In this article I am also going to talk about a pest that is already here and one that can be devastating to landscape plants, gardens and trees and one you need to be fully aware of, otherwise you will be looking at skeleton plants in your landscape. That pest is the Japanese Beetle
First the Emerald Ash Borer and what you need to know. There are numerous insects that already effect ash trees in Iowa and do some damage to trees, but they are not as devastating as the EAB. The picture that I have below shows other insects in Iowa and you will notice that they all have a green or emerald appearance and can be easily confused with the EAB. If you have these there is no need to panic, they are naturally occurring and most of them are usually controlled by Mother Nature. However you will notice the EAB in the upper left hand corner. If you have something that you think could be this little devil, collect it, put it in a small container and get it to someone who can help to identify it.

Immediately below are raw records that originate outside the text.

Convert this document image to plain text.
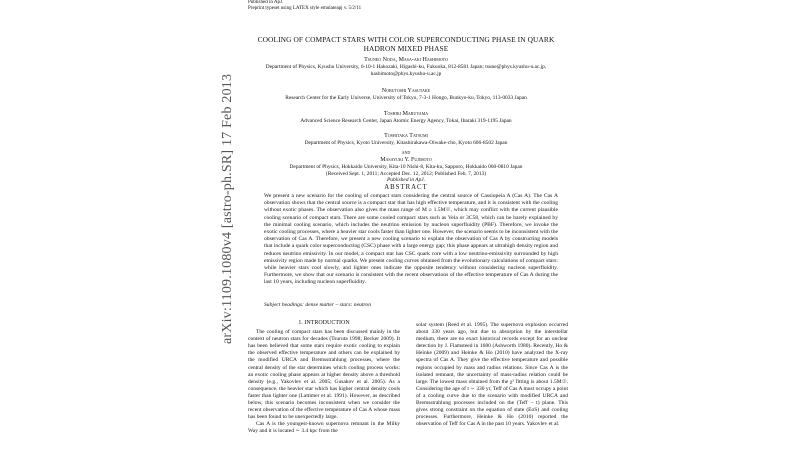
Published in ApJ.
Preprint typeset using LATEX style emulateapj v. 5/2/11
arXiv:1109.1080v4 [astro-ph.SR] 17 Feb 2013
COOLING OF COMPACT STARS WITH COLOR SUPERCONDUCTING PHASE IN QUARK HADRON MIXED PHASE
Tsuneo Noda, Masa-aki Hashimoto
Department of Physics, Kyushu University, 6-10-1 Hakozaki, Higashi-ku, Fukuoka, 812-8581 Japan; tsune@phys.kyushu-u.ac.jp, hashimoto@phys.kyushu-u.ac.jp
Nobutoshi Yasutake
Research Center for the Early Universe, University of Tokyo, 7-3-1 Hongo, Bunkyo-ku, Tokyo, 113-0033 Japan
Toshiki Maruyama
Advanced Science Research Center, Japan Atomic Energy Agency, Tokai, Ibaraki 319-1195 Japan
Toshitaka Tatsumi
Department of Physics, Kyoto University, Kitashirakawa-Oiwake-cho, Kyoto 606-8502 Japan
and
Masayuki Y. Fujimoto
Department of Physics, Hokkaido University, Kita-10 Nishi-8, Kita-ku, Sapporo, Hokkaido 060-0810 Japan
(Received Sept. 1, 2011; Accepted Dec. 12, 2012; Published Feb. 7, 2013)
Published in ApJ.
ABSTRACT
We present a new scenario for the cooling of compact stars considering the central source of Cassiopeia A (Cas A). The Cas A observation shows that the central source is a compact star that has high effective temperature, and it is consistent with the cooling without exotic phases. The observation also gives the mass range of M ≥ 1.5M☉, which may conflict with the current plausible cooling scenario of compact stars. There are some cooled compact stars such as Vela or 3C58, which can be barely explained by the minimal cooling scenario, which includes the neutrino emission by nucleon superfluidity (PBF). Therefore, we invoke the exotic cooling processes, where a heavier star cools faster than lighter one. However, the scenario seems to be inconsistent with the observation of Cas A. Therefore, we present a new cooling scenario to explain the observation of Cas A by constructing models that include a quark color superconducting (CSC) phase with a large energy gap; this phase appears at ultrahigh density region and reduces neutrino emissivity. In our model, a compact star has CSC quark core with a low neutrino-emissivity surrounded by high emissivity region made by normal quarks. We present cooling curves obtained from the evolutionary calculations of compact stars: while heavier stars cool slowly, and lighter ones indicate the opposite tendency without considering nucleon superfluidity. Furthermore, we show that our scenario is consistent with the recent observations of the effective temperature of Cas A during the last 10 years, including nucleon superfluidity.
Subject headings: dense matter – stars: neutron
1. INTRODUCTION
The cooling of compact stars has been discussed mainly in the context of neutron stars for decades (Tsuruta 1998; Becker 2009). It has been believed that some stars require exotic cooling to explain the observed effective temperature and others can be explained by the modified URCA and Bremsstrahlung processes, where the central density of the star determines which cooling process works: an exotic cooling phase appears at higher density above a threshold density (e.g., Yakovlev et al. 2005; Gusakov et al. 2005). As a consequence, the heavier star which has higher central density cools faster than lighter one (Lattimer et al. 1991). However, as described below, this scenario becomes inconsistent when we consider the recent observation of the effective temperature of Cas A whose mass has been found to be unexpectedly large.
Cas A is the youngest-known supernova remnant in the Milky Way and it is located ∼ 3.4 kpc from the
solar system (Reed et al. 1995). The supernova explosion occurred about 330 years ago, but due to absorption by the interstellar medium, there are no exact historical records except for an unclear detection by J. Flamsteed in 1680 (Ashworth 1980). Recently, Ho & Heinke (2009) and Heinke & Ho (2010) have analyzed the X-ray spectra of Cas A. They give the effective temperature and possible regions occupied by mass and radius relations. Since Cas A is the isolated remnant, the uncertainty of mass-radius relation could be large. The lowest mass obtained from the χ² fitting is about 1.5M☉. Considering the age of t ∼ 330 yr, Teff of Cas A must occupy a point of a cooling curve due to the scenario with modified URCA and Bremsstrahlung processes included on the (Teff − t) plane. This gives strong constraint on the equation of state (EoS) and cooling processes. Furthermore, Heinke & Ho (2010) reported the observation of Teff for Cas A in the past 10 years. Yakovlev et al.
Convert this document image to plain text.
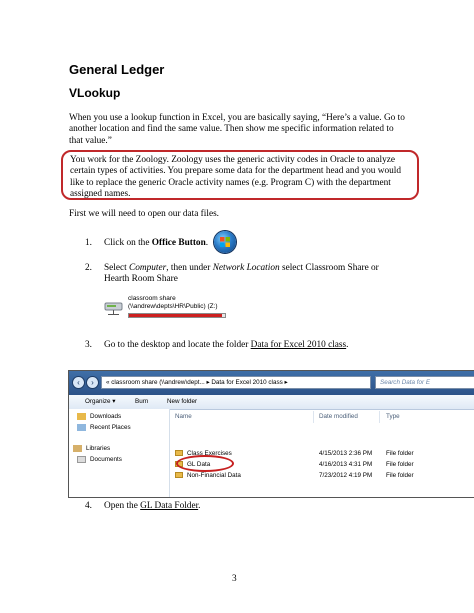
General Ledger
VLookup

When you use a lookup function in Excel, you are basically saying, “Here’s a value. Go to another location and find the same value. Then show me specific information related to that value.”

You work for the Zoology. Zoology uses the generic activity codes in Oracle to analyze certain types of activities. You prepare some data for the department head and you would like to replace the generic Oracle activity names (e.g. Program C) with the department assigned names.

First we will need to open our data files.

1. Click on the Office Button.
2. Select Computer, then under Network Location select Classroom Share or Hearth Room Share
classroom share
(\\andrew\depts\HR\Public) (Z:)
3. Go to the desktop and locate the folder Data for Excel 2010 class.
‹	›	« classroom share (\\andrew\dept... ▸ Data for Excel 2010 class ▸	Search Data for E
Organize ▾	Burn	New folder
Downloads
Recent Places
Libraries
Documents
Name	Date modified	Type
Class Exercises	4/15/2013 2:36 PM File folder
GL Data	4/16/2013 4:31 PM File folder
Non-Financial Data	7/23/2012 4:19 PM File folder
4. Open the GL Data Folder.
3
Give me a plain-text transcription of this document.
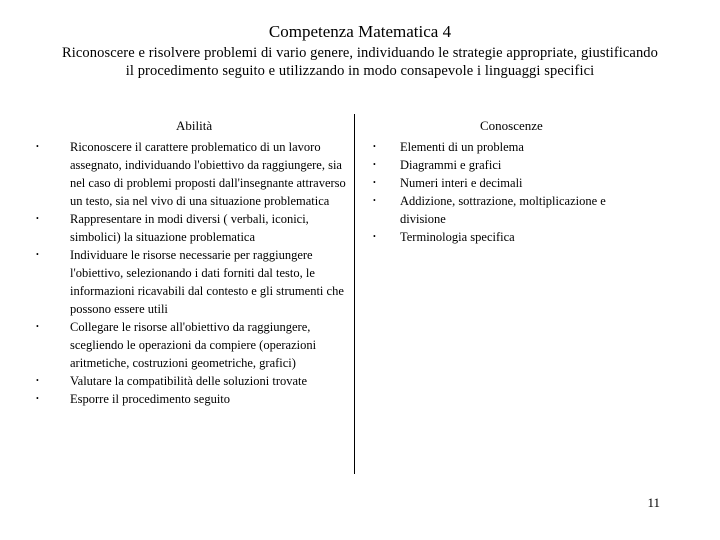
Competenza Matematica 4
Riconoscere e risolvere problemi di vario genere, individuando le strategie appropriate, giustificando il procedimento seguito e utilizzando in modo consapevole i linguaggi specifici
Abilità	Conoscenze
• Riconoscere il carattere problematico di un lavoro assegnato, individuando l'obiettivo da raggiungere, sia nel caso di problemi proposti dall'insegnante attraverso un testo, sia nel vivo di una situazione problematica
• Rappresentare in modi diversi ( verbali, iconici, simbolici) la situazione problematica
• Individuare le risorse necessarie per raggiungere l'obiettivo, selezionando i dati forniti dal testo, le informazioni ricavabili dal contesto e gli strumenti che possono essere utili
• Collegare le risorse all'obiettivo da raggiungere, scegliendo le operazioni da compiere (operazioni aritmetiche, costruzioni geometriche, grafici)
• Valutare la compatibilità delle soluzioni trovate
• Esporre il procedimento seguito
• Elementi di un problema
• Diagrammi e grafici
• Numeri interi e decimali
• Addizione, sottrazione, moltiplicazione e divisione
• Terminologia specifica
11
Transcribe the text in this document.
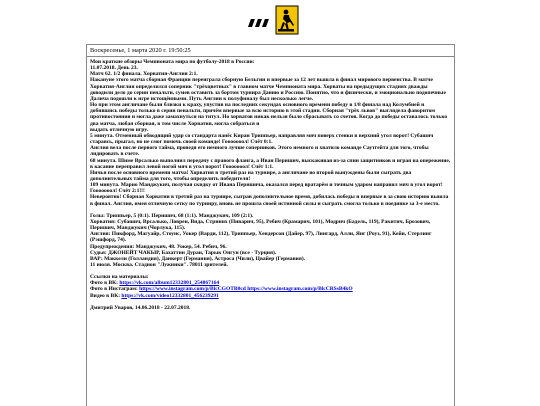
Воскресенье, 1 марта 2020 г. 19:50:25

Мои краткие обзоры Чемпионата мира по футболу-2018 в России:

11.07.2018. День 23.

Матч 62. 1/2 финала. Хорватия-Англия 2:1.

Накануне этого матча сборная Франции переиграла сборную Бельгии и впервые за 12 лет вышла в финал мирового первенства. В матче Хорватия-Англия определился соперник "трёхцветных" в главном матче Чемпионата мира. Хорваты на предыдущих стадиях дважды доводили дело до серии пенальти, сумев оставить за бортом турнира Данию и Россию. Понятно, что и физически, и эмоционально подопечные Далича подошли к игре истощёнными. Путь Англии к полуфиналу был несколько легче.

Но при этом англичане были близки к краху, упустив на последних секундах основного времени победу в 1/8 финала над Колумбией и добившись победы только в серии пенальти, причём впервые за всю историю в этой стадии. Сборная "трёх львов" выглядела фаворитом противостояния и могла даже замахнуться на титул. Но хорватов никак нельзя было сбрасывать со счетов. Когда до победы оставалось только два матча, любая сборная, в том числе Хорватия, могла собраться и

выдать отличную игру.

5 минута. Отменный обводящий удар со стандарта нанёс Киран Триппьер, направляя мяч поверх стенки в верхний угол ворот! Субашич стараясь, прыгал, но не смог помочь своей команде! Гооооооол! Счёт 0:1.

Англия вела после первого тайма, проведя его немного лучше соперников. Этого немного и хватило команде Саутгейта для того, чтобы лидировать в счете.

68 минута. Шиме Врсалько выполнил передачу с правого фланга, а Иван Перишич, выскакивая из-за спин защитников и играя на опережение, в касание переправил левой ногой мяч в угол ворот! Гооооооол! Счёт 1:1.

Ничья после основного времени матча! Хорватия в третий раз на турнире, а англичане во второй вынуждены были сыграть два дополнительных тайма для того, чтобы определить победителя!

109 минута. Марио Манджукич, получая скидку от Ивана Перишича, оказался перед вратарём и точным ударом направил мяч в угол ворот! Гооооооол! Счёт 2:1!!!

Невероятно! Сборная Хорватии в третий раз на турнире, сыграв дополнительное время, добилась победы и впервые в за свою историю вышла в финал. Англия, имея отличную сетку по турниру, вновь не прошла своей истинной силы и сыграть смогла только в поединке за 3-е место.

Голы: Триппьер, 5 (0:1). Перишич, 68 (1:1). Манджукич, 109 (2:1).

Хорватия: Субашич, Врсалько, Ловрен, Вида, Стриних (Пиварич, 95), Ребич (Крамарич, 101), Модрич (Бадель, 119), Ракитич, Брозович, Перишич, Манджукич (Чорлука, 115).

Англия: Пикфорд, Магуайр, Стоунс, Уокер (Варди, 112), Триппьер, Хендерсон (Дайер, 97), Лингард, Алли, Янг (Роуз, 91), Кейн, Стерлинг (Рэшфорд, 74).

Предупреждения: Манджукич, 48. Уокер, 54. Ребич, 96.

Судья: ДЖОНЕЙТ ЧАКЫР, Бахаттин Дуран, Тарык Онгун (все - Турция).

ВАР: Маккели (Голландия), Данкерт (Германия), Астроса (Чили), Цвайер (Германия).

11 июля. Москва. Стадион "Лужники". 78011 зрителей.

Ссылки на материалы:

Фото в ВК: https://vk.com/album12332801_254867164

Фото в Инстаграм: https://www.instagram.com/p/BlcCGOTB0cd https://www.instagram.com/p/BlcCRSsB4kO

Видео в ВК: https://vk.com/video12332801_456239291

Дмитрий Уваров, 14.06.2018 - 22.07.2018.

Here is the link to the Emerald Ash Borer Readiness Plan for the State of Iowa. http://www.emeraldashborer.info/files/IA_EAB_Readiness_Plan.pdf
We have had many questions as to what we are doing at DMGCC to prepare for EAB and it’s arrival. 2 years ago the Golf, Green and Grounds Committee surveyed all of the ash trees on the property. They determined that there are 65 critical ash trees that they felt needed to be protected on the golf courses. For the upcoming 2011 golf season we will be budgeting money to treat these critical trees to protect them against insect invasions. Also we are working on developing a tree replacement plan to under plant some of our ash tree areas
Now the Japanese Beetle and what you need to know now. Japanese Beetle is also in the photo above. This pest has been in Eastern Iowa for the last 5-7 years and it has been a true pest for gardens, trees and landscapes. I have included a link the USDA has put out about the Japanese Beetle. http://www.aphis.usda.gov/lpa/pubs/pub_phjbeetle04.pdf
Last year I noticed several landscape plants and trees in the Des Moines area being affected by these pests. The first thing you need to remember is to look up! The infestation takes place at the top of the tree and they work down from there. So on your lindens, flowering crabs, and elms look up. If you see the leaves have a skeleton look and you see insects flying around, you more than likely are starting to see the start of an infestation.
Good news is the pest is very easily controlled. There are many insecticides out there that offer good control of them once you have them. Also there are some biological controls that can do the same thing. If your plants get damage by Japanese Beetle more than likely they will survive and leaf out again next year, but remember this pest is around for a long time and you will have ongoing problems once you get them.
If you have questions, concerns ask an expert. It is better to be safe than to lose your valuable trees or shrubs.
I do have some samples of EAB in my office and can help you if you think you need to id a possible infestation.